To use rats as a unit and to avoid the multiple comparisons problem, we selected the data of one trial for each rat and used these values for the statistical analysis. The data selected for each rat were the most typical results of the intact/IO rats. To identify this “typical” trial, we calculated the PSD of all of the trials and the peak frequencies of the PSD. Then, we compared the peak frequencies for each trial with the average peak frequencies for intact/IO rats. We selected the trials with the closest peak frequencies to the average as the typical trial for intact/IO rats.

We evaluated statistical significance with a two-tailed test. The effects of 3-AP on the numbers of surviving neurons were tested using a two-way ANOVA of rat type (Intact/IOtest) and IO subdivision. The significances were also tested for each IO subdivision using a t-test between intact and IOtest rats. Coordination of body segments was calculated using the SVD, and differences in intersegmental coordination were assessed with two-way ANOVA of segment and rat type. The PDF of the COM was evaluated from its SD and kurtosis. The SD and kurtosis of intact and IO rats were compared using a t-test and Wilcoxon rank-sum test. The peak properties of the PSD of intact and IO rats were compared by testing the peak frequencies and amplitude in the peak frequencies using a t-test.
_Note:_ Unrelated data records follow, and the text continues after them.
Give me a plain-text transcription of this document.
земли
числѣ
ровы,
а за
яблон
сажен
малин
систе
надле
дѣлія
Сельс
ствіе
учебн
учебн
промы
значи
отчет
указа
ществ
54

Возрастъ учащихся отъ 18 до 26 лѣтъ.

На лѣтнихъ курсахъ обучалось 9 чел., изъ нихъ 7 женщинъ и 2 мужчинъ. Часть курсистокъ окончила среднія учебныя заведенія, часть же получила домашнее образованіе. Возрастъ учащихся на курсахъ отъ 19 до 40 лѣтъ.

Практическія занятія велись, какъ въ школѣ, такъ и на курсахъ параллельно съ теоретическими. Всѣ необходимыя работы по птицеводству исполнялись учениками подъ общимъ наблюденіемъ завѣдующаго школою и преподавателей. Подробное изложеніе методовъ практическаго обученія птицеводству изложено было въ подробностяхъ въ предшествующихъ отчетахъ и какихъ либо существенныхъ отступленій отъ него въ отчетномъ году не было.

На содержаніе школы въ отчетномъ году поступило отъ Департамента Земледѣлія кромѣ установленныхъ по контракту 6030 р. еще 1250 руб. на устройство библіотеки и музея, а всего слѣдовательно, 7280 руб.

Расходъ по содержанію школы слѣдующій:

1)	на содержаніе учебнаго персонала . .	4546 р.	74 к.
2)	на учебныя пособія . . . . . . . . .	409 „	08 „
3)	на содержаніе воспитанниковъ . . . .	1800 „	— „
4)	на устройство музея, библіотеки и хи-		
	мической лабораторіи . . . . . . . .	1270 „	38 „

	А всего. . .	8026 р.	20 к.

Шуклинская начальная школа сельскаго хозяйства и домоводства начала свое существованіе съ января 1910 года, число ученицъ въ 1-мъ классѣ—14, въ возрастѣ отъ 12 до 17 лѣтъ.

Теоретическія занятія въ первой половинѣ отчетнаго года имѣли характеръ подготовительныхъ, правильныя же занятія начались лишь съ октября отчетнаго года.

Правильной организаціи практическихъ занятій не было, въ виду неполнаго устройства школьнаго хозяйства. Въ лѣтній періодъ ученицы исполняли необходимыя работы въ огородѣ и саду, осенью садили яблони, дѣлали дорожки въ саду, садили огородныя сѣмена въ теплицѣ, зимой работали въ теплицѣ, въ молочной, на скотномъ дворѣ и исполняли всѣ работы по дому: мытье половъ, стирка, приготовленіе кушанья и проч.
The identification of the control parameters of the model was repeated ten times and ten parameter sets were obtained for each rat. The convergence of identification was tested by comparing the variation in the ten parameter sets of the identification trials with the variation among different rats. Here, two-way ANOVA was applied to the identification trials and rats. After selection of the optimal parameter set from the ten parameter sets, two-way ANOVA with rat type and rats was used to test the significance of the difference between the parameters of the intact rats and those of the IO rats. Individual parameters were also compared between intact and IO rats using a t-test.